Other things about this “Monument for the World” that interested me:
§ From the first time they were first put in use the locks performed perfectly.
§ The complete transit required about 12 hours. I wonder if that is true today.
§ The average toll in 1975 was $10,000 per ship. I am anxious to know what it is now.
§ For all general appearances the canal remains the same as the day it opened.
§ With the French work and the American work, approximately 30,000 people died during the building of the canal (disease/construction accidents)
§ The time and cost of the American construction was less than anticipated.
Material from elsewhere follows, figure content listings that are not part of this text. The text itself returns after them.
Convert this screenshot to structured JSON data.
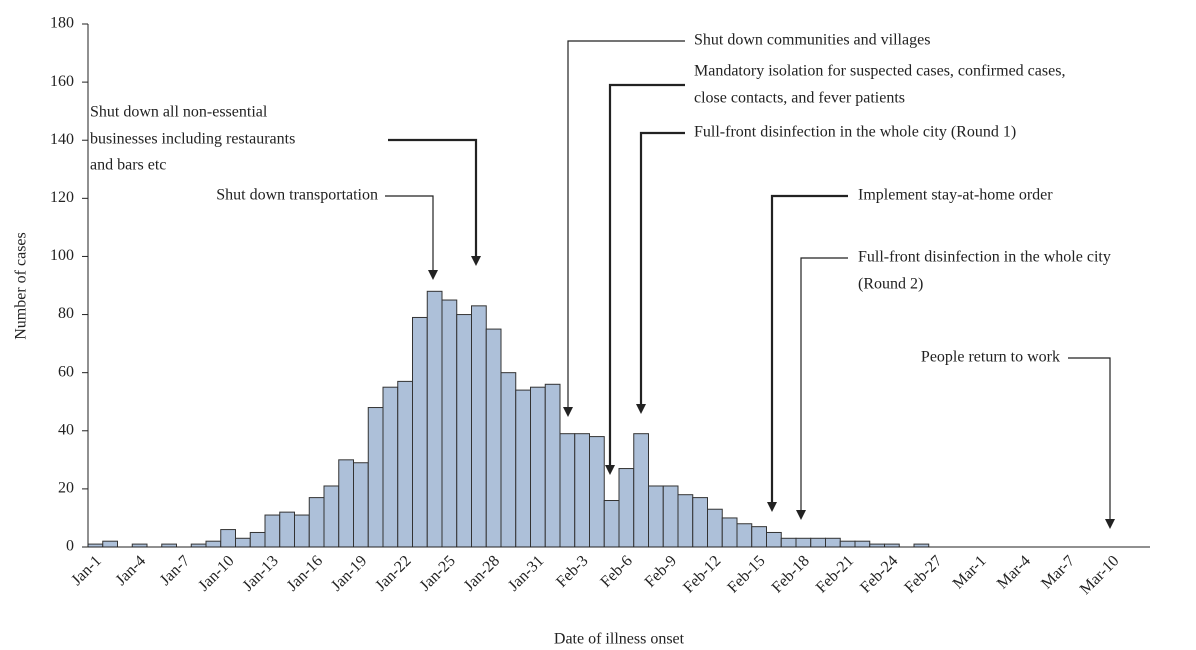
{
  "chart_data": {
    "type": "bar",
    "x_label": "Date of illness onset",
    "y_label": "Number of cases",
    "categories": [
      "Jan-1",
      null,
      null,
      "Jan-4",
      null,
      null,
      "Jan-7",
      null,
      null,
      "Jan-10",
      null,
      null,
      "Jan-13",
      null,
      null,
      "Jan-16",
      null,
      null,
      "Jan-19",
      null,
      null,
      "Jan-22",
      null,
      null,
      "Jan-25",
      null,
      null,
      "Jan-28",
      null,
      null,
      "Jan-31",
      null,
      null,
      "Feb-3",
      null,
      null,
      "Feb-6",
      null,
      null,
      "Feb-9",
      null,
      null,
      "Feb-12",
      null,
      null,
      "Feb-15",
      null,
      null,
      "Feb-18",
      null,
      null,
      "Feb-21",
      null,
      null,
      "Feb-24",
      null,
      null,
      "Feb-27",
      null,
      null,
      "Mar-1",
      null,
      null,
      "Mar-4",
      null,
      null,
      "Mar-7",
      null,
      null,
      "Mar-10",
      null,
      null
    ],
    "values": [
      1,
      2,
      0,
      1,
      0,
      1,
      0,
      1,
      2,
      6,
      3,
      5,
      11,
      12,
      11,
      17,
      21,
      30,
      29,
      48,
      55,
      57,
      79,
      88,
      85,
      80,
      83,
      75,
      60,
      54,
      55,
      56,
      39,
      39,
      38,
      16,
      27,
      39,
      21,
      21,
      18,
      17,
      13,
      10,
      8,
      7,
      5,
      3,
      3,
      3,
      3,
      2,
      2,
      1,
      1,
      0,
      1,
      0,
      0,
      0,
      0,
      0,
      0,
      0,
      0,
      0,
      0,
      0,
      0,
      0,
      0,
      0
    ],
    "color": "#adc0d9",
    "ylim": [
      0,
      180
    ],
    "yticks": [
      0,
      20,
      40,
      60,
      80,
      100,
      120,
      140,
      160,
      180
    ],
    "annotations": [
      {
        "lines": [
          "Shut down all non-essential",
          "businesses including restaurants",
          "and bars etc"
        ]
      },
      {
        "lines": [
          "Shut down transportation"
        ]
      },
      {
        "lines": [
          "Shut down communities and villages"
        ]
      },
      {
        "lines": [
          "Mandatory isolation for suspected cases, confirmed cases,",
          "close contacts, and fever patients"
        ]
      },
      {
        "lines": [
          "Full-front disinfection in the whole city (Round 1)"
        ]
      },
      {
        "lines": [
          "Implement stay-at-home order"
        ]
      },
      {
        "lines": [
          "Full-front disinfection in the whole city",
          "(Round 2)"
        ]
      },
      {
        "lines": [
          "People return to work"
        ]
      }
    ]
  }
}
§ An earthquake struck four days after the last gates were opened for the first time. It lasted more than an hour with a level of magnitude greater than the San Francisco quake of 1906. Walls cracked in Panama City, there were landsides in the interior, and a church fell, but the locks and Gatun Dam were untouched.
§ The young General Electric Company had a great part in the perfect efficiency of the entire electrical system. (p. 601: “The canal, declared one technical journal, would be a ‘monument to the electrical art.’ It had been less than a year since the first factory in the United States had been electrified.” The canal opened in 1914.
§ Operation of the locks would depend on 1,500 electric motors. All controls were electrical. General Electric Company produced approximately half the electrical apparatus needed during construction and virtually all the motors, relays, switches, wiring, and generating equipment that was installed permanently, in addition to towing locomotives and all the lighting.